Ceija Stojka (1933-2013): „I can’t forget” | exhibition

The first solo exhibition of the Roma painter and writer at the Museum of the City of Łódź 

“If the world doesn’t change now  if the world doesn’t open its doors and windows – if it doesn’t build a room of real peace – so that my great-grandchildren will have the chance to live in this world, I won’t be able to explain why I survived Auschwitz, Bergen-Belsen and Ravensbrück” (Ceija Stojka)

 

Although Stojka’s painting arose directly from her dramatic experience of the Holocaust, she did not begin to paint until several decades after the end of the Second World War. She was not a professionally trained painter. However, regardless of this, her painting is an extremely strong and coherent artistic statement. Her work is one of the most poignant testimonies to the Holocaust, and at the same time a testimony that is very mature in its form.

 

Stojka built the composition of her paintings around poignant, usually highly dynamic frames. She had an extraordinary capacity for detail, which was particularly evident in her nostalgic depictions of her pre-war childhood. But also to create symbolic and synthetic compositions, which was particularly evident when she depicted direct images of death. Many of her works take the form of retrospective documents, although many of them are attempts to depict situations that Stojka did not witness. There are recurring motifs in her paintings that lead us to read her paintings as symbolic.

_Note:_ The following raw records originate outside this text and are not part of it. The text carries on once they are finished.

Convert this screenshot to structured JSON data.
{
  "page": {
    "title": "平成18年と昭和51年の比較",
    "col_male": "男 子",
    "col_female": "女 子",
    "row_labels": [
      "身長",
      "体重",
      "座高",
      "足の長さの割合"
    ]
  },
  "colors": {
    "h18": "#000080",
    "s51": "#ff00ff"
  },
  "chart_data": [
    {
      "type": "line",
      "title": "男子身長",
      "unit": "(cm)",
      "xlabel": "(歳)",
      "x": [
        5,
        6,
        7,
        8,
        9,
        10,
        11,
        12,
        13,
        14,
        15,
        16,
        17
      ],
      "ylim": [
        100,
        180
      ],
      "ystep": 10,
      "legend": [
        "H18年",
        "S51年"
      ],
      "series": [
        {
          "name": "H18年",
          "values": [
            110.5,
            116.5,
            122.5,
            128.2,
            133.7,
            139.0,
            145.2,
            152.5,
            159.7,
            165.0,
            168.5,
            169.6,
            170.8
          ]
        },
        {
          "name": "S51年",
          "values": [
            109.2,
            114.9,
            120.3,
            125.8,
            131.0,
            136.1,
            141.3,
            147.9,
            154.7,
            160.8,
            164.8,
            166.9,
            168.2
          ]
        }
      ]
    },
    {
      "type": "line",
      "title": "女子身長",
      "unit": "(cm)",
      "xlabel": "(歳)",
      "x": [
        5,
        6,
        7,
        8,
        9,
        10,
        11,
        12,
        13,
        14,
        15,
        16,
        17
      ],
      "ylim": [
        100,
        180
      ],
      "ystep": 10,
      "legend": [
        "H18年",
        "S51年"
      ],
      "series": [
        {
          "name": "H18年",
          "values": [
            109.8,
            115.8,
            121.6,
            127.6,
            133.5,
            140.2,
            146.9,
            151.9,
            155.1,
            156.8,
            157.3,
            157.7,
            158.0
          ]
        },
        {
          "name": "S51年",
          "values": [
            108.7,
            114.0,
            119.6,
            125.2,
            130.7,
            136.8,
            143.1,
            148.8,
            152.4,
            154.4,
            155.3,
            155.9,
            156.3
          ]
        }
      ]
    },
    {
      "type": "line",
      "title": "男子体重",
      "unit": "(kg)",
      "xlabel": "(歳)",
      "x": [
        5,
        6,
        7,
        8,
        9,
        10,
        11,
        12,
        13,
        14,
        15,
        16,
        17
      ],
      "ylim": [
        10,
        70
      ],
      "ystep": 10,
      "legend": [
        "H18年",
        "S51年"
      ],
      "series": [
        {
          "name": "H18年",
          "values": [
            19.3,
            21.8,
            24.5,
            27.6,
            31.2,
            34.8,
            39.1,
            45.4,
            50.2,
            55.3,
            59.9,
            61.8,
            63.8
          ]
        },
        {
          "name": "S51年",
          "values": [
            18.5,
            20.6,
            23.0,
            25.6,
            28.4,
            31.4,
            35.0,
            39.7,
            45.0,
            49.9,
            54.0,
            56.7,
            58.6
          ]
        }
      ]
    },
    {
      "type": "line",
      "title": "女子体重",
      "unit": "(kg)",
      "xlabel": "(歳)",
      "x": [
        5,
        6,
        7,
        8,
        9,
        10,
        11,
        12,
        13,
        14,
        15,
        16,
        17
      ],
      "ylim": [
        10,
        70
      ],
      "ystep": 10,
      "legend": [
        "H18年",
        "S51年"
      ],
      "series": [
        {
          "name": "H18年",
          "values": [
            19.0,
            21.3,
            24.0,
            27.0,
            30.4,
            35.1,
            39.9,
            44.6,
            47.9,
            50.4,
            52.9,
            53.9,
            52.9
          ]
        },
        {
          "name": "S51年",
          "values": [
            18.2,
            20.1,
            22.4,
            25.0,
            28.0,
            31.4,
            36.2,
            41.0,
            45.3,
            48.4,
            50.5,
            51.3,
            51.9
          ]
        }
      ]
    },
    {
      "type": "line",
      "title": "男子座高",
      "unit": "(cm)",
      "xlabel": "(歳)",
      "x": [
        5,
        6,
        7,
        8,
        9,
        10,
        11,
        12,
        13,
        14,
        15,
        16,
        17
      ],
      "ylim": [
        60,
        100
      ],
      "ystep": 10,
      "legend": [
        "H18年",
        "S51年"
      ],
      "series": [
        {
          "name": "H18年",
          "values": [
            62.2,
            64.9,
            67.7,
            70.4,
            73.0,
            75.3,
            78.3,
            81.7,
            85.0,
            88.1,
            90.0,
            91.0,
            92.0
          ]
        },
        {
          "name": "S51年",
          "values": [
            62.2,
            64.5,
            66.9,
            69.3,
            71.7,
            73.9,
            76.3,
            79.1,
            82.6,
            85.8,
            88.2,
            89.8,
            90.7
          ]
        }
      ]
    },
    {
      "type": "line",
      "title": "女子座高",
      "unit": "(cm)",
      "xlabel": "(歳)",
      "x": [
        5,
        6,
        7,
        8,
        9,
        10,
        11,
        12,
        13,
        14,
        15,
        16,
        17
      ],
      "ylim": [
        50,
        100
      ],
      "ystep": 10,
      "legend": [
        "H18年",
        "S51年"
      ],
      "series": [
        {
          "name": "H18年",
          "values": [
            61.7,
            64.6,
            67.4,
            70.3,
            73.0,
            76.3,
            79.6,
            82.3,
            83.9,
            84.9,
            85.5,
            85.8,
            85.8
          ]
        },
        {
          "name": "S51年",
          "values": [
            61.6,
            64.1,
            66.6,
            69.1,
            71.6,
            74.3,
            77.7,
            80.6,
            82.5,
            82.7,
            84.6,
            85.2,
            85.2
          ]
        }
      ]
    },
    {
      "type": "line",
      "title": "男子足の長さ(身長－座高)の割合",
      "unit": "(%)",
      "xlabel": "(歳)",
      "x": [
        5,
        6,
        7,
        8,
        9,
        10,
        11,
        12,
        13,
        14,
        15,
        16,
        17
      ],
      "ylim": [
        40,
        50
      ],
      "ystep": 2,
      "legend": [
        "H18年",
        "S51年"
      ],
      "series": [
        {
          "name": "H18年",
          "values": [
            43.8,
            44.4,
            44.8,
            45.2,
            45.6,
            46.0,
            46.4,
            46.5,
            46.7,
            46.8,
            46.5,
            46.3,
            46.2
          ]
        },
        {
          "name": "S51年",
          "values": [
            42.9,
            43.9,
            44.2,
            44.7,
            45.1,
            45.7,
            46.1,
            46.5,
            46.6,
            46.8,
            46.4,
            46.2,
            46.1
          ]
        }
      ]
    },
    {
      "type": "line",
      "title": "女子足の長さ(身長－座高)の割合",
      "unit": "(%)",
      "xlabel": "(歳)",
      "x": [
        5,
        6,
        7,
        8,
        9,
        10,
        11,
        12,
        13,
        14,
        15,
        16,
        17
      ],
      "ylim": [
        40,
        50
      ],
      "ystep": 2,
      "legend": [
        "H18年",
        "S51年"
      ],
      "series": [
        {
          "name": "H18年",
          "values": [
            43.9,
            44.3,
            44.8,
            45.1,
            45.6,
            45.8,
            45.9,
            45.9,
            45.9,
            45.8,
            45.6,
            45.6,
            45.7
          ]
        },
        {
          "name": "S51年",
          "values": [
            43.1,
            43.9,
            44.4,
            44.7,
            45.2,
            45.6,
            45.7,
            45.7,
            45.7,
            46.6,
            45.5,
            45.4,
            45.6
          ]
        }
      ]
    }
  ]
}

All the works show what a sensitive colourist she was – after all, colour had its own very important meaning in her work. Some of her works are downright abstract compositions.

 

Ceija Stojka (1933-2013) – Roma artist and writer. She was born and spent her early years in Styria, Austria. After the annexation of Austria by Nazi Germany in 1938, her family were sent to concentration camps. Stojka was only ten years old when she was sent to Auschwitz. She survived three concentration camps: Auschwitz-Birkenau, Ravensbrück and Bergen-Belsen. Of her entire family of around two hundred people, only six survived the war: she, her mother and four siblings.

 

It was only in the 1980s, more than forty years later, that she finally broke her silence and became one of the first Roma women to speak out about her memories and experiences of the Holocaust. She described her childhood in several books and in more than 1,500 paintings and drawings. Stojka was a self-taught artist who gradually developed her own style, incorporating bright colours and strong expressiveness. She painted not only with a brush but also with her hands, and all her work was done at home, in the kitchen or in the living room.

 

The Łódź exhibition, the artist’s first presentation in Poland, traces Stojka’s life, a period of happy childhood, deportation, time in concentration camps and liberation. The exhibition will be accompanied by curatorial tours, lectures and workshops.